While the entry section is being located, the linker is also building up the table of symbols from every section from the provided object files.  If any symbols are found to be duplicated, the linker will give up with an error.  In the C/C++ linker, this error condition is very similar to the case where you define the same variable in the same scope.  Once all of the sections have been processed and a single entry section is found, the linker starts resolving references starting at the entry section.

When the current section has a reference that resolves to a symbol in another section the other new section's references are added to the list to be resolved.  The process continues until all references are resolved.  If a reference cannot be resolved it causs the linker to bail with an error.  This error case is similar to the C/C++ linker cannot find a matching function implementation for one of your calls.  Also, any sections that are not referenced are ignored.

It is important to note that sections are the atomic unit of linking.  In other words, either all of the information in a section is included in your final output or none of it is included.  This fact is important to keep in mind when splitting your source code into Fragments.  You only need one symbol in a Fragment to be referenced and the entire contents of the Fragment will be a part of your final output.

Before wrapping up this blog entry, let's step through the example we've used so far.  Remember, up above, we provided light the fragment.wixobj and the product.wixobj object files to link.  The linker would load all of the symbols in those two object files (getting a list much like I described above) and figure out that the section created by the <Product/> element is our entry section.

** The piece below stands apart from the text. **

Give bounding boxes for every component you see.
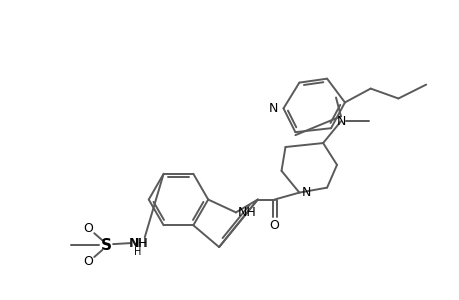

The linker would then take the only reference in that section (as shown above) and start looking for the symbol "MyComponent" in the Component table.  Of course, that reference resolves into our fragment.wixobj.  Then the two references from the fragment.wixobj would be resolved.  Remember, references from each section must be resolved.  In this case, the "MyDirectory" in the Directory table and "1" in the Media table references are resolved by symbols from the entry section.  The linker now happily goes along its merry way finishing the linking process using those two sections to build the final MSI file.

Hopefully this blog entry helps explain some of the inner workings of the WiX toolset so that you can take better advantage of the tools.  This write up (or something like it) will be making its way into the WiX documentation so I would appreciate any feedback that makes sections, symbols, and references in the Windows Installer XML toolset make sense.